1. A method for characterizing a subterranean formation comprising:
placing a subterranean fluid into a well extending into at least a portion of the subterranean formation to induce one or more fractures;
measuring pressure response via one or more pressure sensors installed in the subterranean formation; and
determining a physical feature of the one or more fractures.
2. The method of claim 1, wherein the physical feature is selected from the group consisting of: orientation, length, height, position, and any combination thereof.
3. The method of claim 1, wherein the one or more fractures is induced by stimulation during multi-stage hydraulically fracturing treatment.
4. The method of claim 3, wherein a stimulated region of the well is plugged or substantially isolated from upstream portion of the well after each stage of the multistage hydraulic fracturing treatment.
5. The method of claim 1, wherein at least a portion of the well is substantially horizontal.
6. The method of claim 1, wherein the one or more pressure sensors are pressure gauges.
7. The method of claim 1, wherein the one or more pressure sensors are installed in one or more of: an active well, an offset well, or a monitoring well.
8. The method of claim 1, wherein the placing of the fluid into the well causes a poroelastic response measurable by the one or more pressure sensors.
9. The method of claim 1, wherein the subterranean fluid is selected from the group consisting of: fracturing fluid, water, gas, and any combination thereof.
10. The method of claim 1, wherein the pressure response is a change in pressure ranging from about 1 to about 1000 psi.
11. A method comprising:
placing a fracturing fluid down a well of a subterranean formation at a rate sufficient to induce a fracture and a pressure response within the subterranean formation; measuring the pressure response via one or more pressure gauges installed in selected locations within the subterranean formation; and
determining a physical feature of the fracture.

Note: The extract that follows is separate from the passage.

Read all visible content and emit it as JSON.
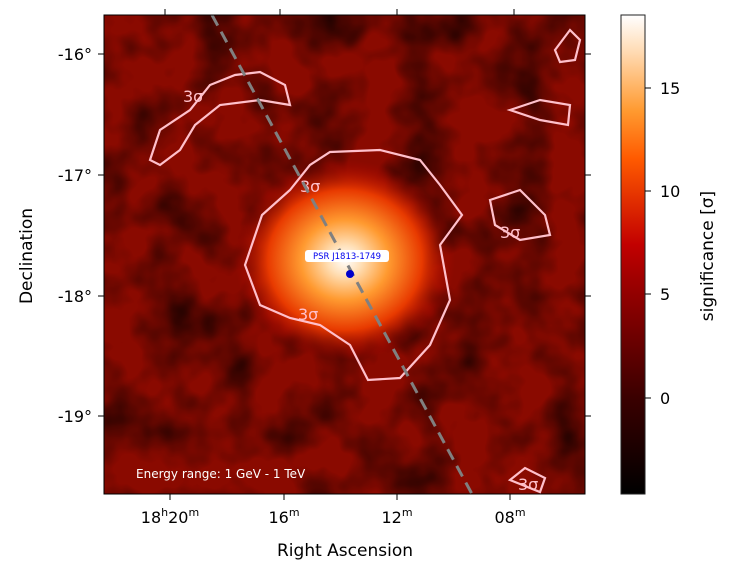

12. The method of claim 11, wherein the physical feature is selected from the group consisting of: orientation, length, height, position, and any combination thereof.
13. The method of claim 11, wherein the fractures is induced by stimulation during multi-stage hydraulically fracturing treatment.

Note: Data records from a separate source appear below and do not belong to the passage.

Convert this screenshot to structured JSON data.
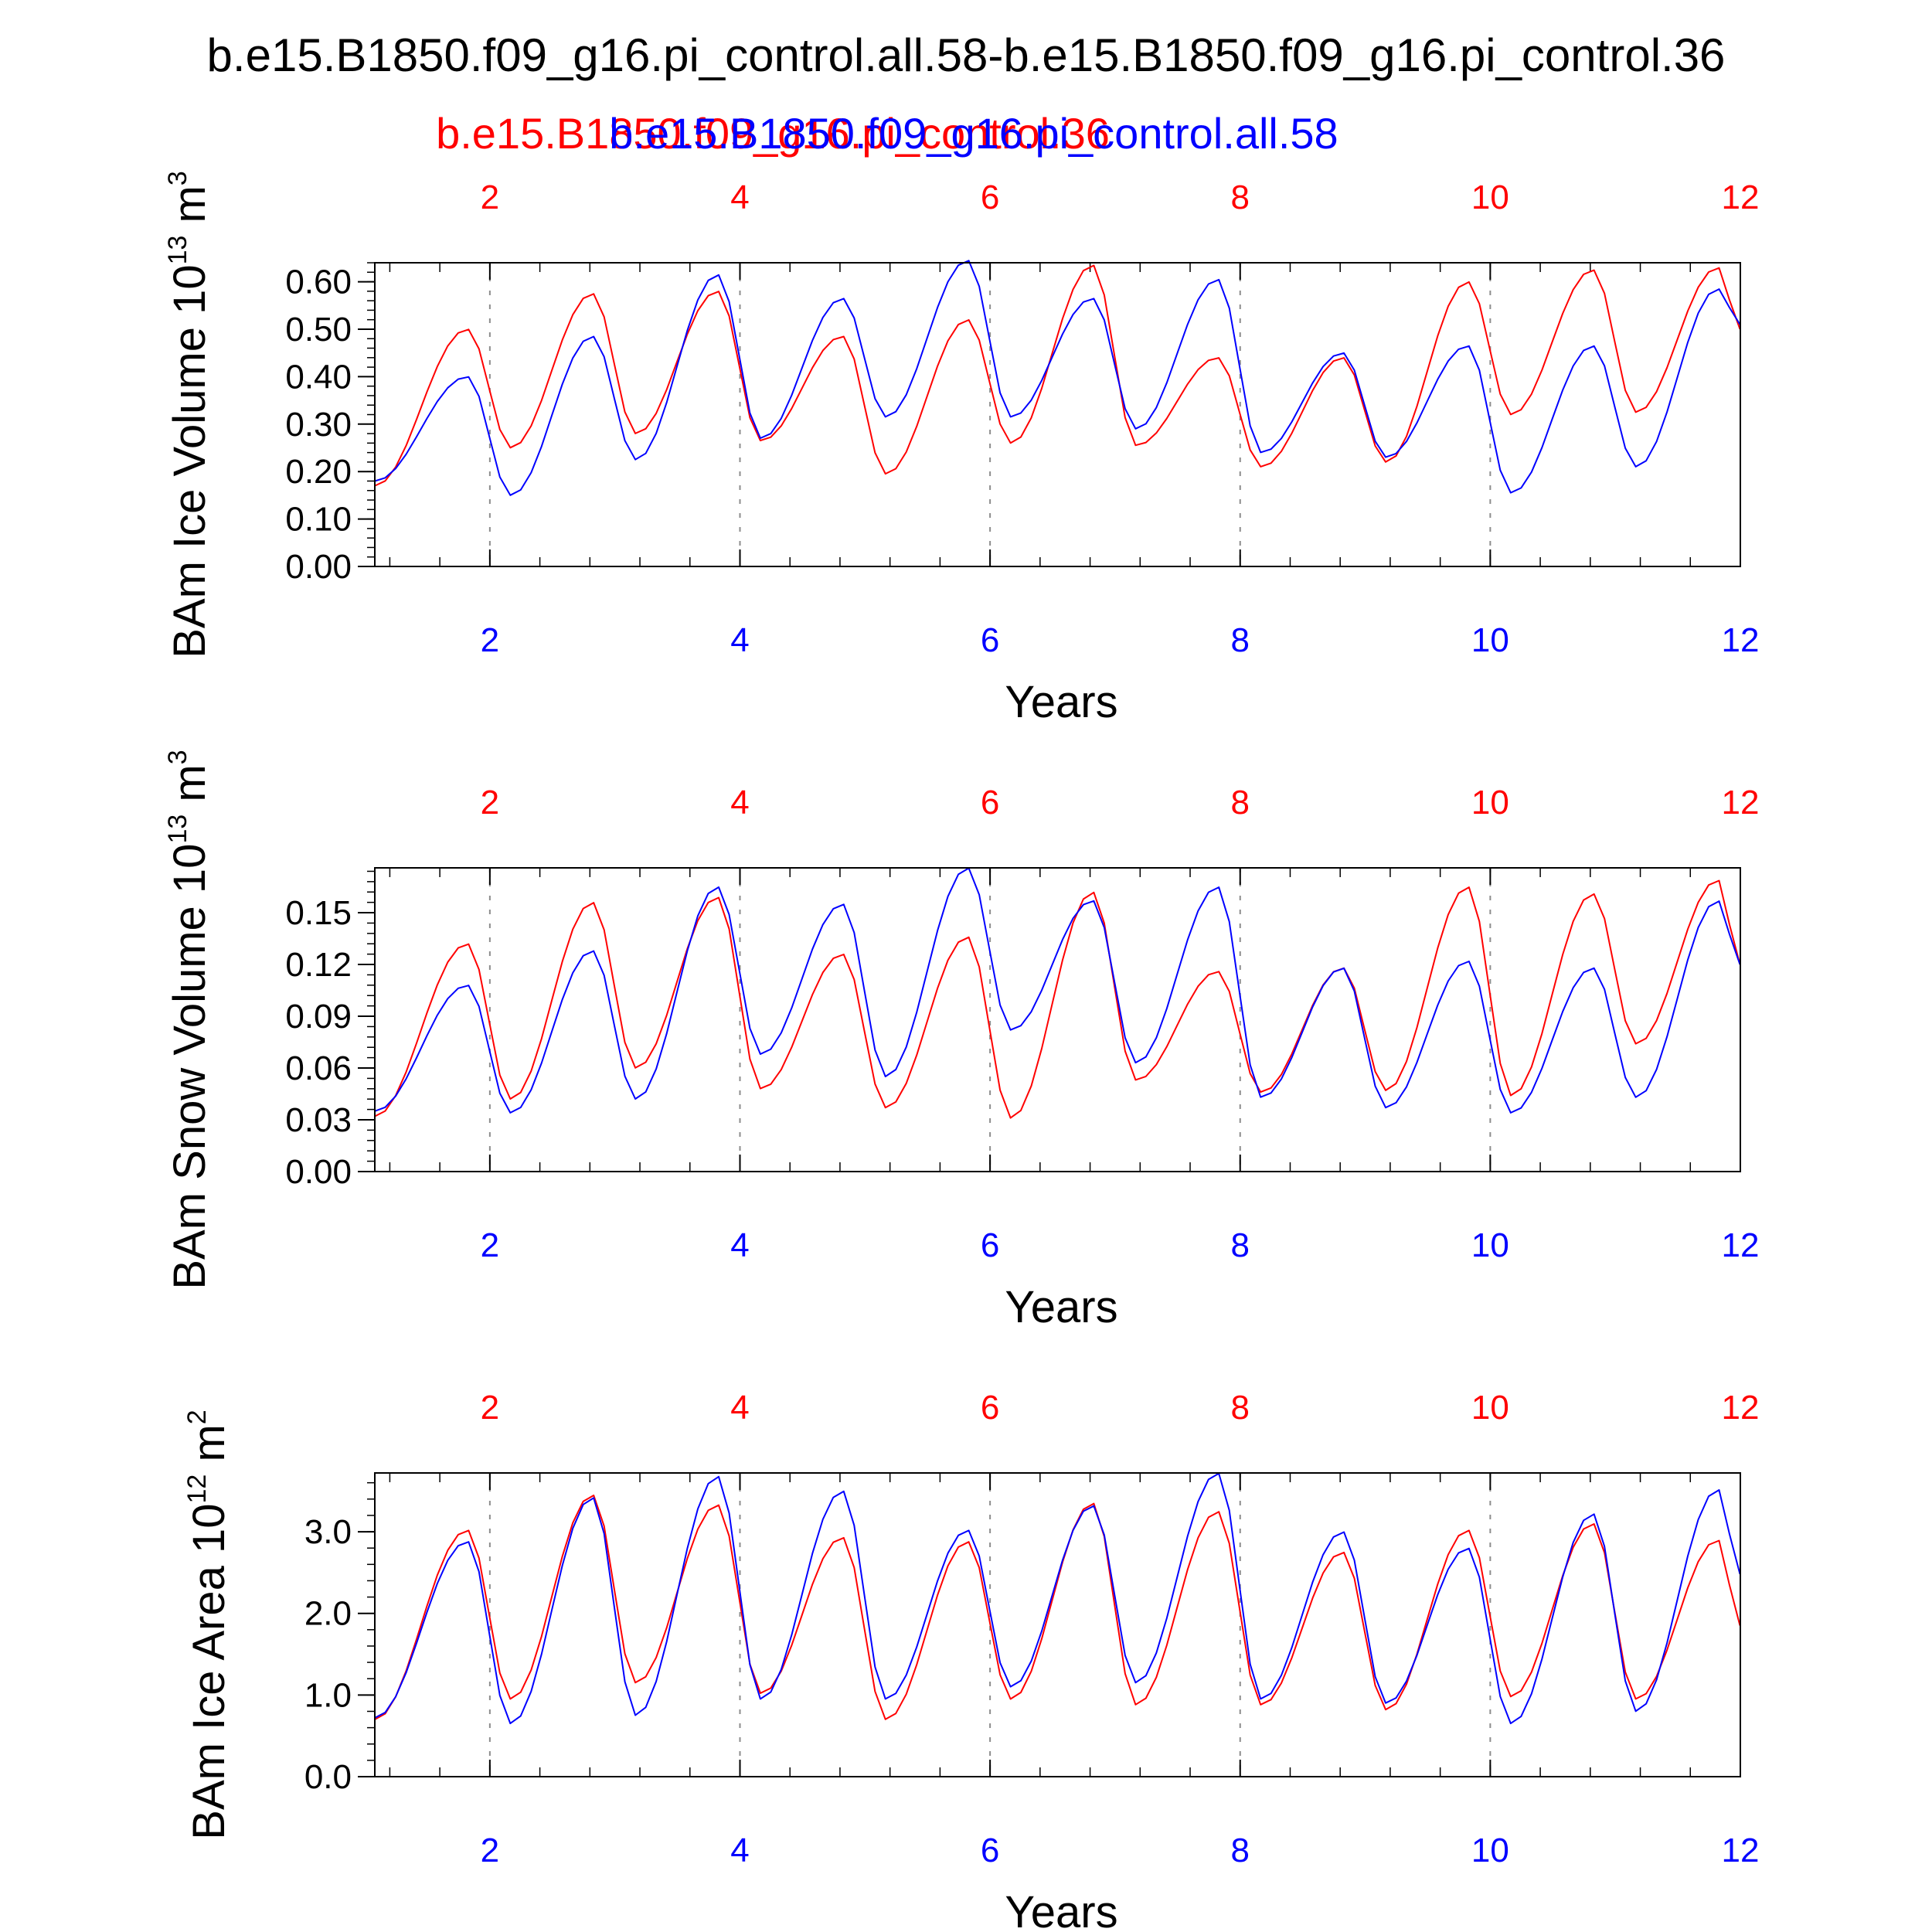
{
  "figure": {
    "title": "b.e15.B1850.f09_g16.pi_control.all.58-b.e15.B1850.f09_g16.pi_control.36",
    "legend": {
      "series_a_label": "b.e15.B1850.f09_g16.pi_control.36",
      "series_b_label": "b.e15.B1850.f09_g16.pi_control.all.58"
    },
    "colors": {
      "series_a": "#ff0000",
      "series_b": "#0000ff",
      "axis": "#000000",
      "grid": "#8c8c8c"
    }
  },
  "chart_data": [
    {
      "type": "line",
      "ylabel_base": "BAm Ice Volume 10",
      "ylabel_exp": "13",
      "ylabel_unit": " m",
      "ylabel_unit_exp": "3",
      "xlabel": "Years",
      "xlim": [
        1.08,
        12.0
      ],
      "ylim": [
        0.0,
        0.64
      ],
      "xticks": [
        2,
        4,
        6,
        8,
        10,
        12
      ],
      "xtick_labels": [
        "2",
        "4",
        "6",
        "8",
        "10",
        "12"
      ],
      "yticks": [
        0.0,
        0.1,
        0.2,
        0.3,
        0.4,
        0.5,
        0.6
      ],
      "ytick_labels": [
        "0.00",
        "0.10",
        "0.20",
        "0.30",
        "0.40",
        "0.50",
        "0.60"
      ],
      "series": [
        {
          "name": "b.e15.B1850.f09_g16.pi_control.36",
          "peaks": [
            0.5,
            0.575,
            0.58,
            0.485,
            0.52,
            0.635,
            0.44,
            0.44,
            0.6,
            0.625,
            0.63
          ],
          "troughs": [
            0.17,
            0.25,
            0.28,
            0.265,
            0.195,
            0.26,
            0.255,
            0.21,
            0.22,
            0.32,
            0.325,
            0.5
          ]
        },
        {
          "name": "b.e15.B1850.f09_g16.pi_control.all.58",
          "peaks": [
            0.4,
            0.485,
            0.615,
            0.565,
            0.645,
            0.565,
            0.605,
            0.45,
            0.465,
            0.465,
            0.585
          ],
          "troughs": [
            0.18,
            0.15,
            0.225,
            0.27,
            0.315,
            0.315,
            0.29,
            0.24,
            0.23,
            0.155,
            0.21,
            0.51
          ]
        }
      ]
    },
    {
      "type": "line",
      "ylabel_base": "BAm Snow Volume 10",
      "ylabel_exp": "13",
      "ylabel_unit": " m",
      "ylabel_unit_exp": "3",
      "xlabel": "Years",
      "xlim": [
        1.08,
        12.0
      ],
      "ylim": [
        0.0,
        0.176
      ],
      "xticks": [
        2,
        4,
        6,
        8,
        10,
        12
      ],
      "xtick_labels": [
        "2",
        "4",
        "6",
        "8",
        "10",
        "12"
      ],
      "yticks": [
        0.0,
        0.03,
        0.06,
        0.09,
        0.12,
        0.15
      ],
      "ytick_labels": [
        "0.00",
        "0.03",
        "0.06",
        "0.09",
        "0.12",
        "0.15"
      ],
      "series": [
        {
          "name": "b.e15.B1850.f09_g16.pi_control.36",
          "peaks": [
            0.132,
            0.156,
            0.159,
            0.126,
            0.136,
            0.162,
            0.116,
            0.118,
            0.165,
            0.161,
            0.169
          ],
          "troughs": [
            0.032,
            0.042,
            0.06,
            0.048,
            0.037,
            0.031,
            0.053,
            0.046,
            0.047,
            0.044,
            0.074,
            0.12
          ]
        },
        {
          "name": "b.e15.B1850.f09_g16.pi_control.all.58",
          "peaks": [
            0.108,
            0.128,
            0.165,
            0.155,
            0.176,
            0.157,
            0.165,
            0.118,
            0.122,
            0.118,
            0.157
          ],
          "troughs": [
            0.035,
            0.034,
            0.042,
            0.068,
            0.055,
            0.082,
            0.063,
            0.043,
            0.037,
            0.034,
            0.043,
            0.12
          ]
        }
      ]
    },
    {
      "type": "line",
      "ylabel_base": "BAm Ice Area 10",
      "ylabel_exp": "12",
      "ylabel_unit": " m",
      "ylabel_unit_exp": "2",
      "xlabel": "Years",
      "xlim": [
        1.08,
        12.0
      ],
      "ylim": [
        0.0,
        3.72
      ],
      "xticks": [
        2,
        4,
        6,
        8,
        10,
        12
      ],
      "xtick_labels": [
        "2",
        "4",
        "6",
        "8",
        "10",
        "12"
      ],
      "yticks": [
        0.0,
        1.0,
        2.0,
        3.0
      ],
      "ytick_labels": [
        "0.0",
        "1.0",
        "2.0",
        "3.0"
      ],
      "series": [
        {
          "name": "b.e15.B1850.f09_g16.pi_control.36",
          "peaks": [
            3.02,
            3.45,
            3.33,
            2.93,
            2.88,
            3.35,
            3.25,
            2.75,
            3.02,
            3.1,
            2.9
          ],
          "troughs": [
            0.7,
            0.95,
            1.15,
            1.02,
            0.7,
            0.95,
            0.88,
            0.88,
            0.82,
            0.98,
            0.95,
            1.85
          ]
        },
        {
          "name": "b.e15.B1850.f09_g16.pi_control.all.58",
          "peaks": [
            2.88,
            3.42,
            3.68,
            3.5,
            3.02,
            3.32,
            3.72,
            3.0,
            2.8,
            3.22,
            3.52
          ],
          "troughs": [
            0.72,
            0.65,
            0.75,
            0.95,
            0.95,
            1.1,
            1.15,
            0.95,
            0.9,
            0.65,
            0.8,
            2.48
          ]
        }
      ]
    }
  ]
}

14. The method of claim 13, wherein a stimulated region of the well is plugged or substantially isolated from upstream portion of the well after each stage of the multi-stage hydraulic fracturing treatment.
15. The method of claim 11, wherein at least a portion of the well is substantially horizontal.
16. The method of claim 11, wherein the one or more pressure gauges are installed in one or more of: an active well, an offset well, or a monitoring well.
17. The method of claim 16, further comprising:
utilizing pressure response measurements from the one or more pressure gauges to triangulate the physical feature of the fracture.
18. The method of claim 11, wherein the placing of the fracturing fluid into the well causes a poroelastic response.
19. The method of claim 11, wherein the pressure response is a change in pressure ranging from about 1 to about 1000 psi.
20. The method of claim 11, wherein the physical feature is tracked in real time or shortly thereafter.